Winds propel one boat to a record in the Regata Del Sol al Sol from St. Petersburg to Mexico, then calm down.


© St. Petersburg Times, published May 3, 2001

Winds propel one boat to a record in the Regata Del Sol al Sol from St. Petersburg to Mexico, then calm down.

It was a feast or famine of wind for the 20-boat fleet of racers that set sail across the Gulf of Mexico on April 27 in the 33rd annual Regata Del Sol al Sol from St. Petersburg to Isla Mujeres, Mexico.

Strong winds early propelled one boat to a course record while the slower boats struggled to finish in the light winds that followed.

Stephen Murray's New Orleans-based ultralight 70-footer Decision finished the 500-mile race before dawn Monday off the Yucatan Peninsula, covering the course in 45 hours, 15 minutes, 38 seconds. Despite breaking the record by about 12 hours, Decision slipped to third overall in the spinnaker division after corrected time rating handicaps were applied.

Another northern gulf boat, John Hawkins' 62-foot Slidell, La.-based ketch Apparition, took top honors, finishing in just under 52 hours. Thomas Stokes' much smaller Free Spirit finished second overall on corrected time in a 36-foot Pearson.

John Maxon's 36-foot Sara E from Madeira Beach took non-spinnaker honors after almost 84 hours at sea while posting the fourth-best overall corrected time. Finishing second in non-spinnaker was Bill Tait's 40-foot Sinisterre, which finished early Tuesday.

"We covered 165 miles each of the first two days, then were becalmed for nearly 12 hours," Tait said. "And it took three hours for the final two miles, rather frustrating."

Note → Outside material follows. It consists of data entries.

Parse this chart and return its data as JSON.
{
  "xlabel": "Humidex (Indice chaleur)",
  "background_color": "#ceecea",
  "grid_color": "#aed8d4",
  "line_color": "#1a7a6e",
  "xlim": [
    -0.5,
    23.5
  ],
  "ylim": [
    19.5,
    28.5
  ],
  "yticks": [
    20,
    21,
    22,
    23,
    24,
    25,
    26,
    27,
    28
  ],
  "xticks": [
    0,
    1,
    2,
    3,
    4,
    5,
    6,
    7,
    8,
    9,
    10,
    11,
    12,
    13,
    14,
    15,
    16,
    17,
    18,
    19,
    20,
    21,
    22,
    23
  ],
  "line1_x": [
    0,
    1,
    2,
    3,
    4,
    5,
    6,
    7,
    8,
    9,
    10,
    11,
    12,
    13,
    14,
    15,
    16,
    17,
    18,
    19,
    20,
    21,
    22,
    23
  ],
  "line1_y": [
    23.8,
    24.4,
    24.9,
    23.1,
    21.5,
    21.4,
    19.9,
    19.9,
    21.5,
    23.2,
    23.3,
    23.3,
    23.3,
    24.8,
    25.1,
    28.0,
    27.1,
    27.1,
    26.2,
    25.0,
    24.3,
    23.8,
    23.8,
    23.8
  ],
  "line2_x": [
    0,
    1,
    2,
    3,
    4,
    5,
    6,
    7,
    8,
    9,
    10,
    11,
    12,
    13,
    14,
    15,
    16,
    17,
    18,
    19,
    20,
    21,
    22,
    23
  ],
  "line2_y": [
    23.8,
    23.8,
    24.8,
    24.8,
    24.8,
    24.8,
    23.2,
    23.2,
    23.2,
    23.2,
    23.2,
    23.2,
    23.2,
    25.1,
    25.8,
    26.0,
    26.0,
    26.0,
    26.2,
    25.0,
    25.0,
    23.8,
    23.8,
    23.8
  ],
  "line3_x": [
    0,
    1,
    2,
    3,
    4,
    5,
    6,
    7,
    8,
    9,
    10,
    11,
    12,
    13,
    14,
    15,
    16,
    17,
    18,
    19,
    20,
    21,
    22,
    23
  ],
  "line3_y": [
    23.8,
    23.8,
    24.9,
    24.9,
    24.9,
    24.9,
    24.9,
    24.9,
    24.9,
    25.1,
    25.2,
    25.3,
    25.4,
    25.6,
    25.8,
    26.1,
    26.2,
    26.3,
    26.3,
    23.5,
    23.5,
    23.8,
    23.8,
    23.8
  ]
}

During the first half the weather conditions provided a feast of strong easterly winds. Said Madden Randle of the first-to-finish Decision: "It was three or four hours of light stuff leaving the bay before the wind built. By the second day we had wind into the high 30s and we did quite a few sail changes. At one point for several hours we were carrying a pretty steady 20 knots of boat speed and tapped out at 26 knots and change."

Taking honors in the true cruising division was Maciej Rosochowicz's 46-foot Spray design Maciejka from St. Petersburg, followed by George Alexiou's Clearwater-based Anthie. Both boats finished Tuesday afternoon after more than 98 hours at sea.

Emerald Lady, Valhalla and Rejoyce abandoned the race because of the light winds and motored into Isla Mujeres. Peter Barton's Ooh La La of Treasure Island had equipment failure early in the race and returned to Tampa Bay. The stormy conditions also forced the U.S. Coast Guard cutter Marlin to abandon its escort duties and remain in Florida.